Judge scolds Trump witness for bad behavior

The judge in Donald Trump’s hush money trial cleared the courtroom of reporters today and then threatened to remove the defense witness from the trial entirely because of his behavior on the stand, a court transcript later showed.

Judge Juan Merchán told Robert Costello, a former federal prosecutor, that his conduct was “contemptuous at this time.”

Costello repeatedly aggravated Merchan in his testimony by making comments under his breath and continuing to speak after objections were accepted, a signal for witnesses to stop talking.

At one point, Costello commented “God” when an objection interrupted him. He also called the entire exercise “ridiculous.”

“I warn you that your behavior is derogatory,” Merchán said, according to the transcript of the conversation that occurred when the press was outside the room. “If you try to stare at me one more time, I’ll take you off the stand.”

Costello did not return a message seeking comment.

“The fact that I had to clear the courtroom and that court officials, including the captain, had great difficulty clearing the courtroom, and that there were discussions back and forth between the press and the press lawyers , explains why I had “To begin with, clear the courtroom,” Merchan told Costello “And the thing is, sir, your conduct is contemptuous right now.”

When he called the press again, Costello’s testimony continued and will resume tomorrow.

The defense is using it in an effort to attack the credibility of Trump lawyer-turned-adversary Michael Cohen.

Donald Trump speaks to the media outside Manhattan Criminal Court in New York.

Trump’s lawyers also pressured Merchan to block the case from reaching the jury and to dismiss the charges after prosecutors concluded their presentation of evidence.

He did not immediately comment on the request, which came at the end of a heated day that also saw the prosecution’s star witness admitting to stealing tens of thousands of dollars from Trump’s company.

After jurors retired for the day, defense attorney Todd Blanche told the judge that prosecutors had not proven their case and he should dismiss it immediately.
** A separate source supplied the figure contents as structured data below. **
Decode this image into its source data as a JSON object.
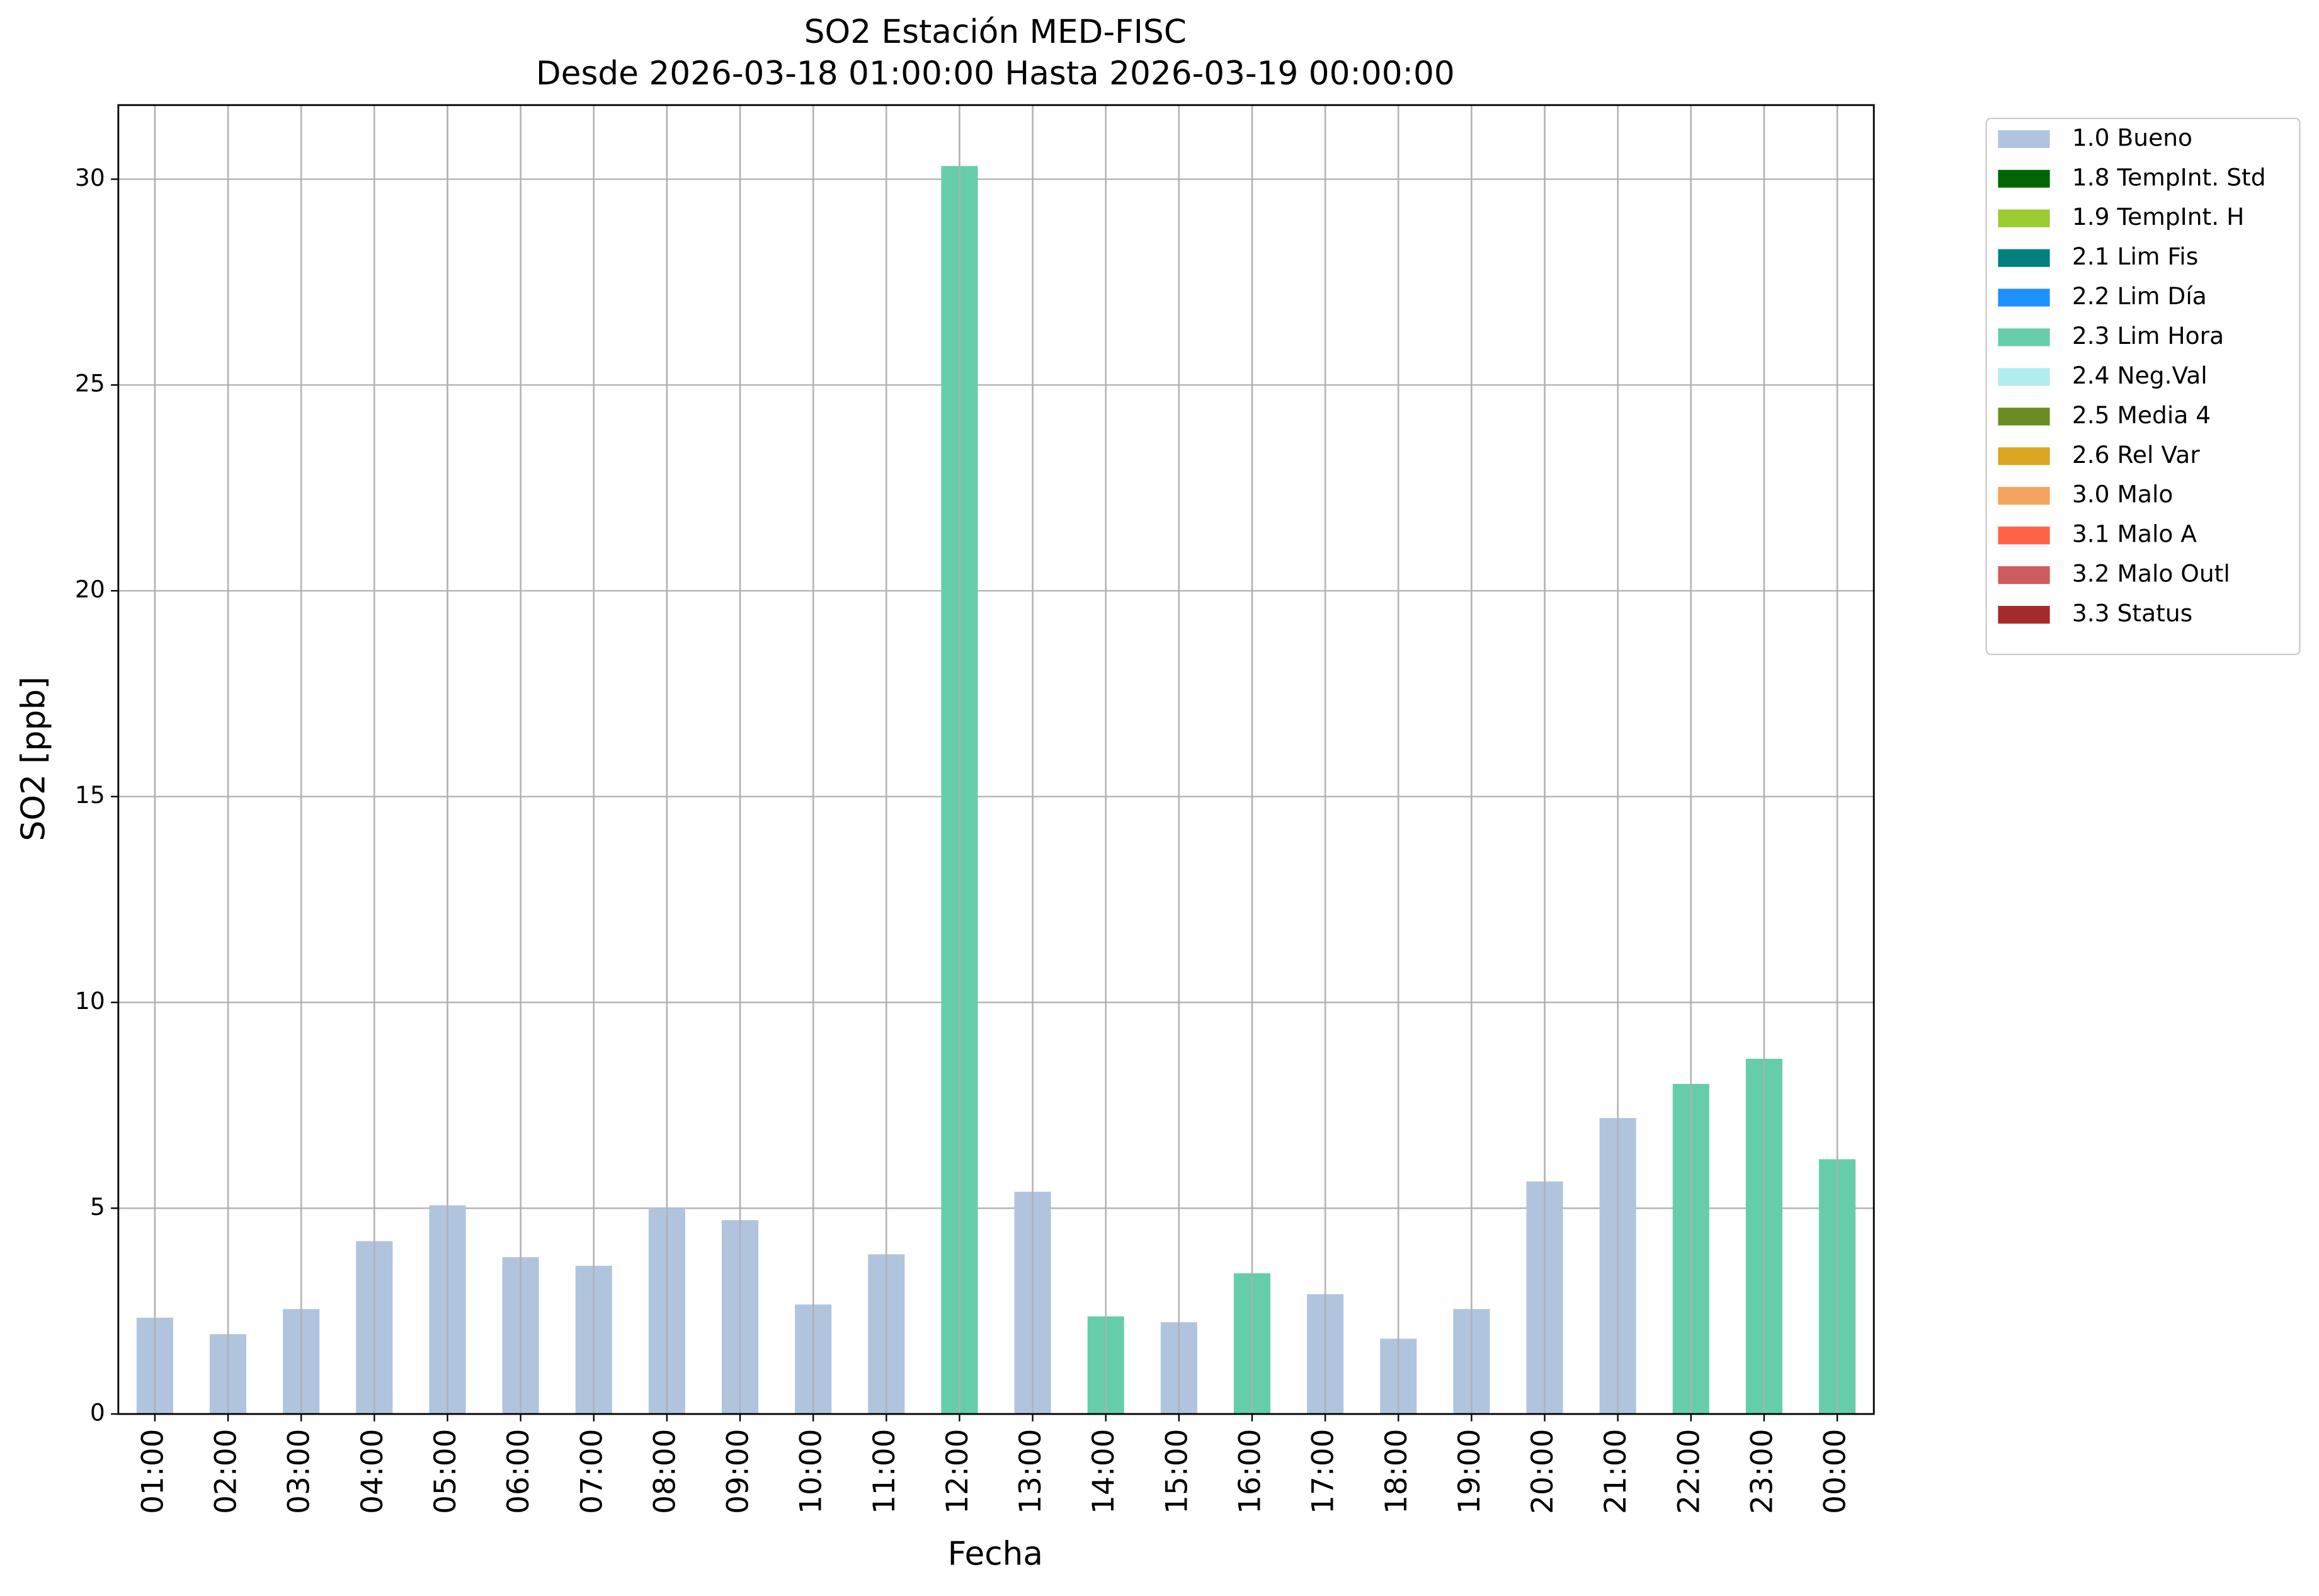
{
  "chart_data": {
    "type": "stacked_bar",
    "title": "SO2 Estación MED-FISC",
    "subtitle": "Desde 2026-03-18 01:00:00 Hasta 2026-03-19 00:00:00",
    "x_label": "Fecha",
    "y_label": "SO2 [ppb]",
    "categories": [
      "01:00",
      "02:00",
      "03:00",
      "04:00",
      "05:00",
      "06:00",
      "07:00",
      "08:00",
      "09:00",
      "10:00",
      "11:00",
      "12:00",
      "13:00",
      "14:00",
      "15:00",
      "16:00",
      "17:00",
      "18:00",
      "19:00",
      "20:00",
      "21:00",
      "22:00",
      "23:00",
      "00:00"
    ],
    "series": [
      {
        "name": "1.0 Bueno",
        "color": "#b0c4de",
        "values": [
          2.34,
          1.94,
          2.55,
          4.2,
          5.07,
          3.81,
          3.6,
          5.0,
          4.71,
          2.66,
          3.88,
          null,
          5.4,
          null,
          2.23,
          null,
          2.91,
          1.83,
          2.55,
          5.65,
          7.19,
          null,
          null,
          null
        ]
      },
      {
        "name": "1.8 TempInt. Std",
        "color": "#006400",
        "values": [
          null,
          null,
          null,
          null,
          null,
          null,
          null,
          null,
          null,
          null,
          null,
          null,
          null,
          null,
          null,
          null,
          null,
          null,
          null,
          null,
          null,
          null,
          null,
          null
        ]
      },
      {
        "name": "1.9 TempInt. H",
        "color": "#9acd32",
        "values": [
          null,
          null,
          null,
          null,
          null,
          null,
          null,
          null,
          null,
          null,
          null,
          null,
          null,
          null,
          null,
          null,
          null,
          null,
          null,
          null,
          null,
          null,
          null,
          null
        ]
      },
      {
        "name": "2.1 Lim Fis",
        "color": "#008080",
        "values": [
          null,
          null,
          null,
          null,
          null,
          null,
          null,
          null,
          null,
          null,
          null,
          null,
          null,
          null,
          null,
          null,
          null,
          null,
          null,
          null,
          null,
          null,
          null,
          null
        ]
      },
      {
        "name": "2.2 Lim Día",
        "color": "#1e90ff",
        "values": [
          null,
          null,
          null,
          null,
          null,
          null,
          null,
          null,
          null,
          null,
          null,
          null,
          null,
          null,
          null,
          null,
          null,
          null,
          null,
          null,
          null,
          null,
          null,
          null
        ]
      },
      {
        "name": "2.3 Lim Hora",
        "color": "#66cdaa",
        "values": [
          null,
          null,
          null,
          null,
          null,
          null,
          null,
          null,
          null,
          null,
          null,
          30.32,
          null,
          2.37,
          null,
          3.42,
          null,
          null,
          null,
          null,
          null,
          8.02,
          8.63,
          6.19
        ]
      },
      {
        "name": "2.4 Neg.Val",
        "color": "#afeeee",
        "values": [
          null,
          null,
          null,
          null,
          null,
          null,
          null,
          null,
          null,
          null,
          null,
          null,
          null,
          null,
          null,
          null,
          null,
          null,
          null,
          null,
          null,
          null,
          null,
          null
        ]
      },
      {
        "name": "2.5 Media 4",
        "color": "#6b8e23",
        "values": [
          null,
          null,
          null,
          null,
          null,
          null,
          null,
          null,
          null,
          null,
          null,
          null,
          null,
          null,
          null,
          null,
          null,
          null,
          null,
          null,
          null,
          null,
          null,
          null
        ]
      },
      {
        "name": "2.6 Rel Var",
        "color": "#daa520",
        "values": [
          null,
          null,
          null,
          null,
          null,
          null,
          null,
          null,
          null,
          null,
          null,
          null,
          null,
          null,
          null,
          null,
          null,
          null,
          null,
          null,
          null,
          null,
          null,
          null
        ]
      },
      {
        "name": "3.0 Malo",
        "color": "#f4a460",
        "values": [
          null,
          null,
          null,
          null,
          null,
          null,
          null,
          null,
          null,
          null,
          null,
          null,
          null,
          null,
          null,
          null,
          null,
          null,
          null,
          null,
          null,
          null,
          null,
          null
        ]
      },
      {
        "name": "3.1 Malo A",
        "color": "#ff6347",
        "values": [
          null,
          null,
          null,
          null,
          null,
          null,
          null,
          null,
          null,
          null,
          null,
          null,
          null,
          null,
          null,
          null,
          null,
          null,
          null,
          null,
          null,
          null,
          null,
          null
        ]
      },
      {
        "name": "3.2 Malo Outl",
        "color": "#cd5c5c",
        "values": [
          null,
          null,
          null,
          null,
          null,
          null,
          null,
          null,
          null,
          null,
          null,
          null,
          null,
          null,
          null,
          null,
          null,
          null,
          null,
          null,
          null,
          null,
          null,
          null
        ]
      },
      {
        "name": "3.3 Status",
        "color": "#a52a2a",
        "values": [
          null,
          null,
          null,
          null,
          null,
          null,
          null,
          null,
          null,
          null,
          null,
          null,
          null,
          null,
          null,
          null,
          null,
          null,
          null,
          null,
          null,
          null,
          null,
          null
        ]
      }
    ],
    "ylim": [
      0,
      31.8
    ],
    "yticks": [
      0,
      5,
      10,
      15,
      20,
      25,
      30
    ],
    "grid": true,
    "legend": "outside-upper-right"
  }
}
Blanche pleaded with the judge “not to allow this case to go to the jury based on Mr. Cohen’s testimony.”

The judge did not seem moved by the argument.

“You said your lies are irrefutable,” the judge responded. “But you think he’s going to trick 12 New Yorkers into believing this lie?”
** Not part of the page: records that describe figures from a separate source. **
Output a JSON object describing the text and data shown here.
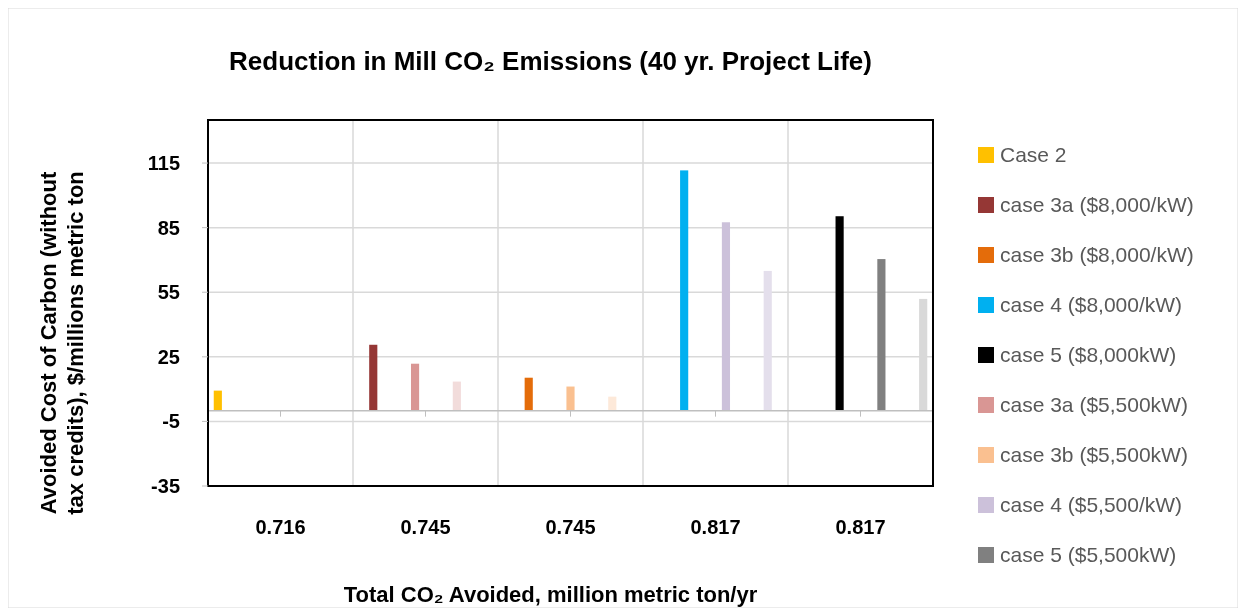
{
  "chart_data": {
    "type": "bar",
    "title": "Reduction in Mill CO₂ Emissions (40 yr. Project Life)",
    "xlabel": "Total CO₂ Avoided, million metric ton/yr",
    "ylabel": "Avoided Cost of Carbon (without\ntax credits), $/millions metric ton",
    "categories": [
      "0.716",
      "0.745",
      "0.745",
      "0.817",
      "0.817"
    ],
    "ylim": [
      -35,
      135
    ],
    "yticks": [
      -35,
      -5,
      25,
      55,
      85,
      115
    ],
    "grid": true,
    "legend": "right",
    "series": [
      {
        "name": "Case 2",
        "color": "#ffc000",
        "values": [
          9.3,
          null,
          null,
          null,
          null
        ]
      },
      {
        "name": "case 3a ($8,000/kW)",
        "color": "#953735",
        "values": [
          null,
          30.6,
          null,
          null,
          null
        ]
      },
      {
        "name": "case 3b ($8,000/kW)",
        "color": "#e46c0a",
        "values": [
          null,
          null,
          15.3,
          null,
          null
        ]
      },
      {
        "name": "case 4 ($8,000/kW)",
        "color": "#00b0f0",
        "values": [
          null,
          null,
          null,
          111.6,
          null
        ]
      },
      {
        "name": "case 5 ($8,000kW)",
        "color": "#000000",
        "values": [
          null,
          null,
          null,
          null,
          90.3
        ]
      },
      {
        "name": "case 3a ($5,500kW)",
        "color": "#d99694",
        "values": [
          null,
          21.8,
          null,
          null,
          null
        ]
      },
      {
        "name": "case 3b ($5,500kW)",
        "color": "#fac090",
        "values": [
          null,
          null,
          11.2,
          null,
          null
        ]
      },
      {
        "name": "case 4 ($5,500/kW)",
        "color": "#ccc1da",
        "values": [
          null,
          null,
          null,
          87.5,
          null
        ]
      },
      {
        "name": "case 5 ($5,500kW)",
        "color": "#808080",
        "values": [
          null,
          null,
          null,
          null,
          70.4
        ]
      },
      {
        "color": "#f2dcdb",
        "values": [
          null,
          13.5,
          null,
          null,
          null
        ]
      },
      {
        "color": "#fde9d9",
        "values": [
          null,
          null,
          6.5,
          null,
          null
        ]
      },
      {
        "color": "#e4dfec",
        "values": [
          null,
          null,
          null,
          64.9,
          null
        ]
      },
      {
        "color": "#d9d9d9",
        "values": [
          null,
          null,
          null,
          null,
          51.9
        ]
      }
    ]
  }
}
Cohen was the latest witness, at least for now, for prosecutors, who are trying to show that Trump sought to bury unflattering stories about himself and then falsified internal business records to cover them up as part of a scheme to illegally influence the presidential election. of 2016. The defense has painted Cohen as a media-obsessed liar who is on a revenge mission aimed at bringing down Trump.

Michael Cohen leaves his apartment building on his way to Manhattan Criminal Court in New York.

The defense called Costello because of his role as an antagonist and critic of Cohen in the years since their professional relationship broke down spectacularly.

Costello had offered to represent Cohen shortly after the lawyer’s hotel room, office and home were raided and when Cohen was faced with the decision of whether to remain defiant in the face of a criminal investigation or cooperate with authorities in hopes of obtaining more lenient treatment.

Costello testified that Cohen told him that Trump “didn’t know anything” about paying hush money to porn actor Stormy Daniels at the center of the case.

“Michael Cohen said on numerous occasions that President Trump knew nothing about those payments, that he did it on his own, and he repeated it on numerous occasions,” Costello told the jury.

Trump attorney Emil Bove told the judge that the defense does not plan to call any other witnesses after Costello, although they may still call campaign finance expert Bradley Smith for limited testimony.

They haven’t definitively said Trump won’t testify, but it was the clearest indication yet that he would waive his right to take the stand in his own defense.